Dans son texte, M. Wakim reprend les arguments qu’il avait développés lors d’une conférence de presse jeudi dernier, affirmant notamment que M. Hariri est lié à une banque américaine, la «Republic National Bank of New York», dans laquelle il aurait, selon lui, ouvert un compte et pris des participations à hauteur de 20 pour cent. Or cette banque, note-t-il, posséderait des filiales en Israël et appartiendrait à M. Edmond Safra qui est de confession juive et détiendrait, assure-t-il, les nationalités américaine et israélienne, outre la libanaise.
D’autre part, le député indique que le Crédit national, une banque libanaise qui, selon lui, appartenait à M. Safra, et qui avait fermé ses portes durant un certain temps, a été remise en selle il y a peu, et placée sous la direction de M. Raja Salamé, frère du gouverneur de la Banque du Liban, Riad Salamé.
M. Wakim relève encore que le même Raja Salamé a été nommé directeur du bureau de représentation de la Republic National Bank of New York ouvert à Beyrouth en février dernier, et affirme que parmi ses objectifs, ce bureau «sert d’intermédiaire pour les emprunts en euro-obligations en échange de commissions que se partagent les membres d’un lobby local et étranger, au sein duquel se trouve M. Hariri».
«Cet office assure également d’autres crédits sur le marché international, en échange d’énormes commissions», affirme encore M. Wakim qui estime qu’à partir de là «on peut comprendre en partie la raison pour laquelle le projet des 2 milliards a été lancé et l’intention du chef du gouvernement de libeller en emprunts extérieurs jusqu’à 50 pour cent de la dette publique».
Enfin, le député assure que ce bureau a également pour mission de «financer la privatisation globale de tous les services publics stratégiques du pays et à laquelle pousse M. Hariri».

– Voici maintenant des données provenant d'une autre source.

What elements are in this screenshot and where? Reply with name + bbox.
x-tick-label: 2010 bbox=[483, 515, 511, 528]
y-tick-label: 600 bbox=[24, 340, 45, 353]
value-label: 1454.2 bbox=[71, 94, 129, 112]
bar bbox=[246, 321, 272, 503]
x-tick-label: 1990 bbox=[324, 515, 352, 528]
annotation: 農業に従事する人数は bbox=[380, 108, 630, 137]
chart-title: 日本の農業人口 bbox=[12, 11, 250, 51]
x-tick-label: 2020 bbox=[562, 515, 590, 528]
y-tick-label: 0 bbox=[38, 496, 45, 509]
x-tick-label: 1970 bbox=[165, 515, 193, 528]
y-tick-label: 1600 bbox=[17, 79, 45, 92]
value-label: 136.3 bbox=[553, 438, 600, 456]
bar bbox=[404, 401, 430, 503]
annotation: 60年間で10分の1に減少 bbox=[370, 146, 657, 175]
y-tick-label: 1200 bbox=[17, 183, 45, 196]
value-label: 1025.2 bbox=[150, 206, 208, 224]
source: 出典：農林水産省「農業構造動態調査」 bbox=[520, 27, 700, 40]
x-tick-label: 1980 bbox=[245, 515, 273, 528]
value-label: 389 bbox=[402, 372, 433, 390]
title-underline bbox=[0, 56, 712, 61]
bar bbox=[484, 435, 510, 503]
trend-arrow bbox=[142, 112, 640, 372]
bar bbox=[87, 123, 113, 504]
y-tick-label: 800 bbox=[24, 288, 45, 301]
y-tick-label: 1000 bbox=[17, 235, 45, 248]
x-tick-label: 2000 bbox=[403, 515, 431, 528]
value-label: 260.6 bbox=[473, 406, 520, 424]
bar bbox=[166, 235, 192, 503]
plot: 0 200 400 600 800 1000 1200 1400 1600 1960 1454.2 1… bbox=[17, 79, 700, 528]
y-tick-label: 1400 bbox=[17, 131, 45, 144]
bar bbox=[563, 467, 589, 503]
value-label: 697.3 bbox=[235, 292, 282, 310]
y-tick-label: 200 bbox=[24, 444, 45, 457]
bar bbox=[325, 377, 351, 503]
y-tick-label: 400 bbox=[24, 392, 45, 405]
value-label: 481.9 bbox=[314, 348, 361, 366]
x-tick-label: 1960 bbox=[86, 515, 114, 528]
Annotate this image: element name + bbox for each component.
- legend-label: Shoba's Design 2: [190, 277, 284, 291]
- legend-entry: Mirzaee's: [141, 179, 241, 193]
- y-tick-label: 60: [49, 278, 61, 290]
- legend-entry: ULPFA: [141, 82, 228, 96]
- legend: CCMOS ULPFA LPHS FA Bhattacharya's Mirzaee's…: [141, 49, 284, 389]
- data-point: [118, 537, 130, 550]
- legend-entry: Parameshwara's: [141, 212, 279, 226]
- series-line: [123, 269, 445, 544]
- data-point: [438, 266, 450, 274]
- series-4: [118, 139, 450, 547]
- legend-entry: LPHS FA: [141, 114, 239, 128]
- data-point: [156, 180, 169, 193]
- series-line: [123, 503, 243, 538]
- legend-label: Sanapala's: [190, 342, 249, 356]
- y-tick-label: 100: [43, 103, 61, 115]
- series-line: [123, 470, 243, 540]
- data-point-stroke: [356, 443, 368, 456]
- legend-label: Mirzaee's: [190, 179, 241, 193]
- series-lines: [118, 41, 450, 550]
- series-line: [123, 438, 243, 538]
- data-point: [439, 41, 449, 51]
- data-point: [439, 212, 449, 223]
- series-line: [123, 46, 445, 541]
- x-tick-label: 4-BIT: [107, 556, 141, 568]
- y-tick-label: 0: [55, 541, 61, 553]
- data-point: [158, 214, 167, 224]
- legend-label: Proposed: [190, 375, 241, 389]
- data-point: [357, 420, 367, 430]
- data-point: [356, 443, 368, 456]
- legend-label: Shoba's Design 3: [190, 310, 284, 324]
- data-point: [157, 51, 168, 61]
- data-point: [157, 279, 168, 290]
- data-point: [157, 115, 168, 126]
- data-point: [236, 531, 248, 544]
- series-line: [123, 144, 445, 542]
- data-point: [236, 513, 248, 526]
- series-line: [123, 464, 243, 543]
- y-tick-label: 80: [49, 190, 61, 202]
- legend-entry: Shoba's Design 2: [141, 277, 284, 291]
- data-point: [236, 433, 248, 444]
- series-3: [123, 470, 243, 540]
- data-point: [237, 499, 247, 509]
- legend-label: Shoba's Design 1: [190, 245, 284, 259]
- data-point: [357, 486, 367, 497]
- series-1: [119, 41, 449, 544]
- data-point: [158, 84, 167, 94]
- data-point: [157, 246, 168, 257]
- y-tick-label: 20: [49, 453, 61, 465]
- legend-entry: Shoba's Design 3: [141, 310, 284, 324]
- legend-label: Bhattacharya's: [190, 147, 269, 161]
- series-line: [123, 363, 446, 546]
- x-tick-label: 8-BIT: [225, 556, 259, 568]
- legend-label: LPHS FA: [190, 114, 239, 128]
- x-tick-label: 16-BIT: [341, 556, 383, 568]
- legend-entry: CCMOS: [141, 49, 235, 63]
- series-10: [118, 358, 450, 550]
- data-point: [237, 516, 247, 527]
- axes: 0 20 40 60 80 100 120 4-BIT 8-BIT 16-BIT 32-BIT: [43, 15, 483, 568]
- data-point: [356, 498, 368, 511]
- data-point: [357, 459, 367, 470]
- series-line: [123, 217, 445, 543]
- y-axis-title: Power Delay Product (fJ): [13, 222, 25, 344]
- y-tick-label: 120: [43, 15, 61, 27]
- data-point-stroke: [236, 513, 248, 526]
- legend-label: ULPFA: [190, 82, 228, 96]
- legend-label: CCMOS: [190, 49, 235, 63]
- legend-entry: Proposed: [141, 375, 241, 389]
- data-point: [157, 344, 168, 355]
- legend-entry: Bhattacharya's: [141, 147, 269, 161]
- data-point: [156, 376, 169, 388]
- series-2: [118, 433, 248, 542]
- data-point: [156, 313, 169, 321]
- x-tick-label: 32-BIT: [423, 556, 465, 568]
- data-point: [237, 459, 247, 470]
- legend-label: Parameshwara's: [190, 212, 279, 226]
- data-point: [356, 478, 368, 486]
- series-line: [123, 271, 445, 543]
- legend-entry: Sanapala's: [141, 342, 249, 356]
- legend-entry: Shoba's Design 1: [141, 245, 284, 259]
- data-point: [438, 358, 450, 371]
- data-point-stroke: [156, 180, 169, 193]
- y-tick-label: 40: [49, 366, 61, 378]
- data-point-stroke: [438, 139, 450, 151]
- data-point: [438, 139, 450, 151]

Selon M. Wakim, «tous ces faits éclairent davantage la réalité et les objectifs de la politique du premier ministre, notamment en matières financière, monétaire et économique, depuis son accession au pouvoir». Il affirme que «la dette publique a crû en cinq ans de plus de 1000 pour cent» et qu’elle se situe actuellement «à près de 150 pour cent du Produit intérieur brut», et soutient que le gouvernement «persiste dans sa politique de gaspillage et de dépenses inutiles dans le but de provoquer la banqueroute de l’Etat et d’hypothéquer ses ressources au bénéfice du capital étranger» et qu’il procède à «une destruction consciente et délibérée des secteurs productifs».
En conclusion, M. Wakim interpelle le chef du gouvernement en lui enjoignant de répondre aux interrogations suivantes:
— «A-t-il oui ou non, lui qui affirme toujours qu’il s’évertue à attirer vers le pays les avoirs libanais de l’extérieur, ouvert un compte de 100 millions de dollars dans cette banque (la «Republic National») d’orientation judéo-israélo-étrangère?»
— «Les liens entre la participation du premier ministre à cette banque, l’ouverture d’un bureau de représentation pour cet établissement à Beyrouth et la remise en selle du Crédit national ne paraissent-ils pas clairs?»
— «Le fait que le propre frère du gouverneur de la Banque centrale soit le directeur du bureau de représentation et du Crédit national est-il l’effet du hasard et quel rôle joue le chef du gouvernement dans tout cela?»
— «La prise de participation de M. Hariri dans une banque qui possède d’autres établissements en Israël et l’ouverture à Beyrouth d’un bureau de cette banque ne constituent-t-elles pas une violation claire de la loi sur le boycottage?»